Project description:Stringently controlled conditional expressing systems are crucial for the functional characterization of genes. Currently, screening of multiple clones to identify the tightly controlled ones is necessary but time-consuming. Here, we describe a system fusing Tet (tetracycline)-inducible elements, BAC (bacterial artificial chromosome) and Gateway technology together to allow tight control of gene expression in BAC-transfected eukaryotic bulk cell cultures. Recombinase cloning into the shuttle vector and the BAC facilitates vector construction.

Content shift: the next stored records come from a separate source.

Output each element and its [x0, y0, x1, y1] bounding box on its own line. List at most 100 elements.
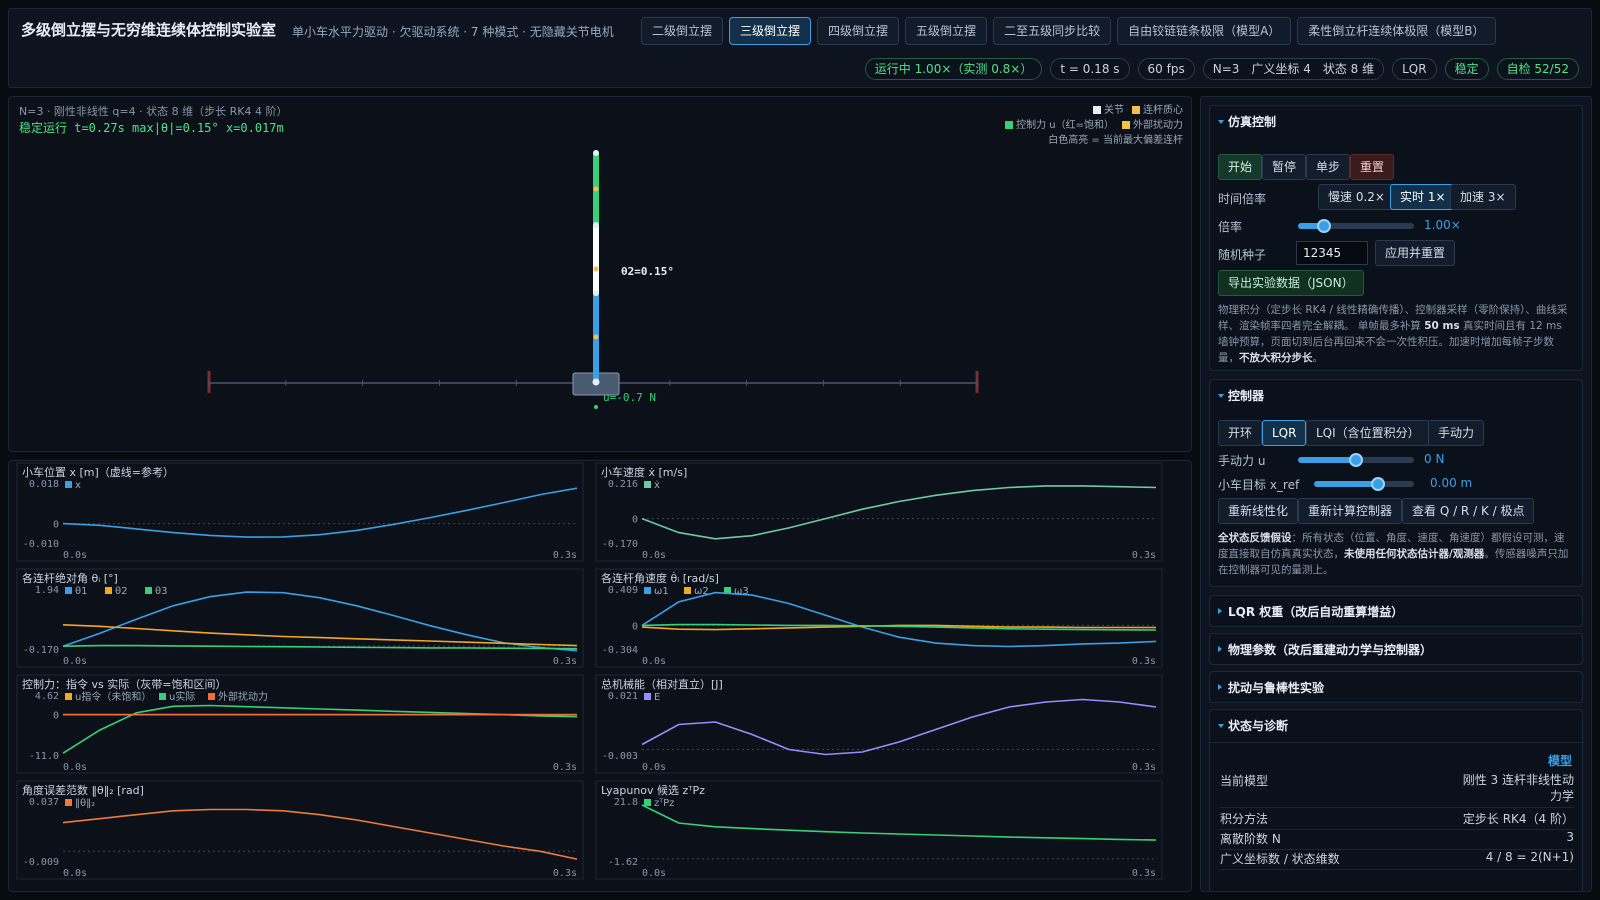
plot-xstart: 0.0s — [63, 868, 87, 879]
tab-3-link[interactable]: 三级倒立摆 — [729, 17, 812, 45]
plot-legend-label: u实际 — [169, 690, 195, 703]
section-controller: 控制器 开环 LQR LQI（含位置积分） 手动力 手动力 u 0 N 小车目标… — [1209, 379, 1583, 587]
start-button[interactable]: 开始 — [1218, 154, 1263, 180]
tab-4-link[interactable]: 四级倒立摆 — [817, 17, 900, 45]
simulation-view[interactable]: N=3 · 刚性非线性 q=4 · 状态 8 维（步长 RK4 4 阶） 稳定运… — [8, 96, 1192, 452]
plot-panel: 各连杆角速度 θ̇ᵢ [rad/s]0.409-0.3040.0s 0.3sω1 ω… — [595, 568, 1163, 668]
diag-row-dimension: 广义坐标数 / 状态维数 4 / 8 = 2(N+1) — [1220, 850, 1574, 870]
controller-header[interactable]: 控制器 — [1210, 380, 1582, 412]
plot-xstart: 0.0s — [642, 868, 666, 879]
force-arrow-origin — [594, 405, 598, 409]
plot-zero-label: 0 — [53, 711, 59, 722]
section-sim-control: 仿真控制 开始 暂停 单步 重置 时间倍率 慢速 0.2× 实时 1× 加速 3… — [1209, 105, 1583, 371]
seed-label: 随机种子 — [1218, 248, 1267, 262]
plot-title: 总机械能（相对直立）[J] — [601, 677, 723, 691]
joint-2 — [593, 222, 599, 228]
plot-panel: 控制力：指令 vs 实际（灰带=饱和区间）4.62 -11.0 0.0s 0.3s u指… — [16, 674, 584, 774]
reset-button[interactable]: 重置 — [1350, 154, 1395, 180]
apply-seed-button[interactable]: 应用并重置 — [1375, 240, 1456, 266]
disturbance-header[interactable]: 扰动与鲁棒性实验 — [1210, 672, 1582, 704]
plot-xstart: 0.0s — [642, 656, 666, 667]
plot-panel: Lyapunov 候选 zᵀPz21.8 -1.62 0.0s 0.3s zᵀPz — [595, 780, 1163, 880]
mode-open-loop-button[interactable]: 开环 — [1218, 420, 1263, 446]
rate-value: 1.00× — [1424, 218, 1461, 232]
tab-flexible-limit[interactable]: 柔性倒立杆连续体极限（模型B） — [1297, 17, 1496, 45]
com-3 — [593, 186, 599, 192]
plot-legend-label: θ2 — [115, 586, 127, 597]
plot-ymin: -0.010 — [23, 539, 59, 550]
xref-value: 0.00 m — [1430, 476, 1473, 490]
plot-legend-swatch — [644, 481, 651, 488]
selftest-badge: 自检 52/52 — [1496, 58, 1579, 80]
plot-legend-label: u指令（未饱和） — [75, 690, 151, 703]
sim-control-note: 物理积分（定步长 RK4 / 线性精确传播）、控制器采样（零阶保持）、曲线采样、… — [1218, 304, 1568, 364]
rate-slider[interactable] — [1298, 219, 1414, 233]
time-badge: t = 0.18 s — [1050, 58, 1130, 80]
dimension-badge: N=3 广义坐标 4 状态 8 维 — [1202, 58, 1385, 80]
joint-3 — [593, 150, 599, 156]
diag-row-order: 离散阶数 N 3 — [1220, 830, 1574, 850]
lqr-weights-header[interactable]: LQR 权重（改后自动重算增益） — [1210, 596, 1582, 628]
plot-ymin: -0.003 — [602, 751, 638, 762]
plot-ymin: -1.62 — [608, 857, 638, 868]
plot-ymax: 0.216 — [608, 479, 638, 490]
speed-slow-button[interactable]: 慢速 0.2× — [1318, 184, 1395, 210]
export-json-button[interactable]: 导出实验数据（JSON） — [1218, 270, 1364, 296]
speed-fast-button[interactable]: 加速 3× — [1450, 184, 1516, 210]
plot-ymax: 0.021 — [608, 691, 638, 702]
plot-xend: 0.3s — [1132, 550, 1156, 561]
plot-ymax: 1.94 — [35, 585, 59, 596]
mode-lqi-button[interactable]: LQI（含位置积分） — [1306, 420, 1430, 446]
tab-2-link[interactable]: 二级倒立摆 — [641, 17, 724, 45]
manual-force-value: 0 N — [1424, 452, 1445, 466]
plot-legend-swatch — [644, 693, 651, 700]
mode-manual-button[interactable]: 手动力 — [1428, 420, 1485, 446]
plot-xstart: 0.0s — [642, 762, 666, 773]
plot-title: 各连杆角速度 θ̇ᵢ [rad/s] — [601, 571, 719, 585]
pendulum-canvas: θ2=0.15° u=-0.7 N — [207, 150, 979, 409]
plot-ymax: 21.8 — [614, 797, 638, 808]
pause-button[interactable]: 暂停 — [1262, 154, 1307, 180]
plot-xstart: 0.0s — [63, 550, 87, 561]
relinearize-button[interactable]: 重新线性化 — [1218, 498, 1299, 524]
step-button[interactable]: 单步 — [1306, 154, 1351, 180]
plot-legend-swatch — [644, 799, 651, 806]
seed-input[interactable]: 12345 — [1296, 241, 1368, 265]
plot-legend-swatch — [65, 587, 72, 594]
sim-control-header[interactable]: 仿真控制 — [1210, 106, 1582, 138]
force-label: u=-0.7 N — [603, 391, 656, 404]
physics-params-header[interactable]: 物理参数（改后重建动力学与控制器） — [1210, 634, 1582, 666]
plot-legend-swatch — [65, 799, 72, 806]
diagnostics-header[interactable]: 状态与诊断 — [1210, 710, 1582, 742]
app-title: 多级倒立摆与无穷维连续体控制实验室 — [21, 21, 277, 39]
joint-0 — [592, 378, 600, 386]
view-qrk-button[interactable]: 查看 Q / R / K / 极点 — [1402, 498, 1535, 524]
plot-legend-swatch — [684, 587, 691, 594]
plot-panel: 小车位置 x [m]（虚线=参考）0.018 -0.010 0.0s 0.3s x 0 — [16, 462, 584, 562]
plot-legend-label: θ1 — [75, 586, 87, 597]
plot-legend-label: ω1 — [654, 586, 669, 597]
plot-ymax: 0.409 — [608, 585, 638, 596]
xref-slider[interactable] — [1314, 477, 1414, 491]
tab-compare[interactable]: 二至五级同步比较 — [993, 17, 1112, 45]
tab-chain-limit[interactable]: 自由铰链链条极限（模型A） — [1117, 17, 1292, 45]
manual-force-slider[interactable] — [1298, 453, 1414, 467]
mode-lqr-button[interactable]: LQR — [1262, 420, 1307, 446]
com-2 — [593, 266, 599, 272]
plot-title: 控制力：指令 vs 实际（灰带=饱和区间） — [22, 677, 226, 691]
plot-xstart: 0.0s — [642, 550, 666, 561]
plot-legend-label: 外部扰动力 — [218, 690, 268, 703]
plot-panel: 角度误差范数 ‖θ‖₂ [rad]0.037 -0.009 0.0s 0.3s ‖θ‖₂ — [16, 780, 584, 880]
xref-label: 小车目标 x_ref — [1218, 478, 1300, 492]
plot-legend-swatch — [208, 693, 215, 700]
plot-legend-swatch — [105, 587, 112, 594]
speed-realtime-button[interactable]: 实时 1× — [1390, 184, 1456, 210]
tab-5-link[interactable]: 五级倒立摆 — [905, 17, 988, 45]
plot-xend: 0.3s — [1132, 762, 1156, 773]
plot-title: 角度误差范数 ‖θ‖₂ [rad] — [22, 783, 144, 797]
plot-grid: 小车位置 x [m]（虚线=参考）0.018-0.0100.0s 0.3sx0小车… — [16, 462, 1163, 880]
plot-xstart: 0.0s — [63, 762, 87, 773]
recompute-controller-button[interactable]: 重新计算控制器 — [1298, 498, 1403, 524]
plot-panel: 各连杆绝对角 θᵢ [°]1.94 -0.170 0.0s 0.3s θ1 θ2 θ3 — [16, 568, 584, 668]
plot-ymin: -0.009 — [23, 857, 59, 868]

An EGFP (enhanced green fluorescent protein) allows FACS (fluorescence activated cell sorting) and the BAC technology ensures tight control of gene expression that is independent of the integrating site. In the current first application, our gene of interest encodes a beta-catenin-ERalpha fusion protein. Tested by luciferase assay and western blotting, in HTB56 lung cancer cells the final BAC E11-IGR-beta-catenin-ERalpha vector demonstrated sensitive inducibility by Tet or Dox (doxycycline) in a dose-dependent manner with low background, and the EGFP was an effective selection marker by FACS in bulk culture HTB56 and myeloblastic 32D cells. This is a highly efficient tool for the rapid generation of stringently controlled Tet-inducible systems in cell lines.